Southern buttermilk biscuits become soft and flaky when we use cold butter, avoid overmixing the dough, and handle it gently.
2. Can we make buttermilk biscuits without buttermilk?
Yes. We can mix 1 cup of milk with 1 tablespoon of lemon juice or vinegar, then let it sit for 5–10 minutes as a simple buttermilk substitute.
3. Why are my biscuits not rising?
Biscuits may not rise if the baking powder is old, the dough is overworked, or the oven is not hot enough.
4. Can we freeze Southern buttermilk biscuits?

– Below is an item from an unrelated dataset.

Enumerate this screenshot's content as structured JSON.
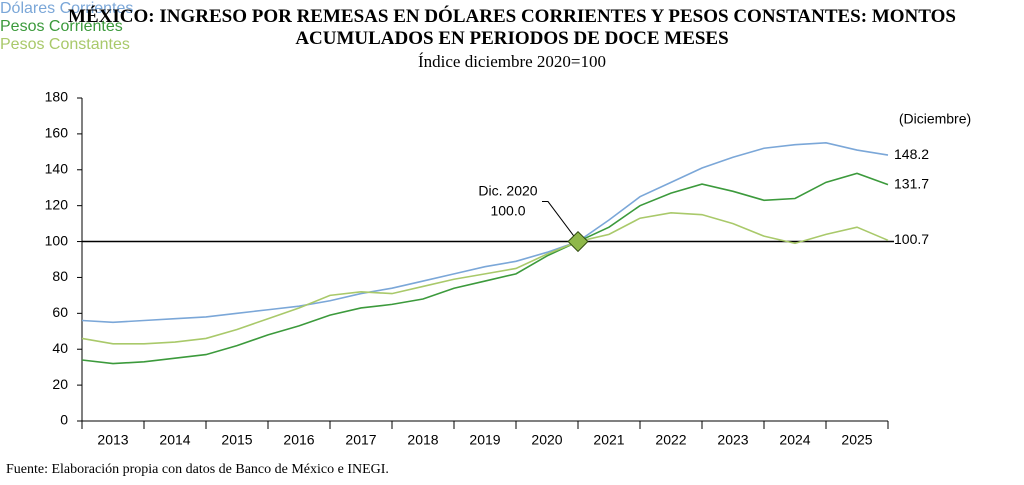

Yes. We can freeze unbaked biscuit dough or baked biscuits. For best results, freeze them in an airtight bag and bake or reheat when needed.
5. What can we serve with buttermilk biscuits?
We can serve them with butter, honey, jam, sausage gravy, fried chicken, eggs, or soups.
Final Thoughts
A properly made Southern Buttermilk Biscuit is soft, flaky, buttery, and deeply comforting. With the right techniques and quality ingredients, homemade biscuits become an easy and rewarding addition to any meal.
Whether enjoyed with classic gravy, sweet jam, or simply warm with butter, these biscuits deliver timeless Southern flavor in every bite.
Mastering this traditional recipe ensures consistently fluffy biscuits that rise beautifully and taste incredible every single time.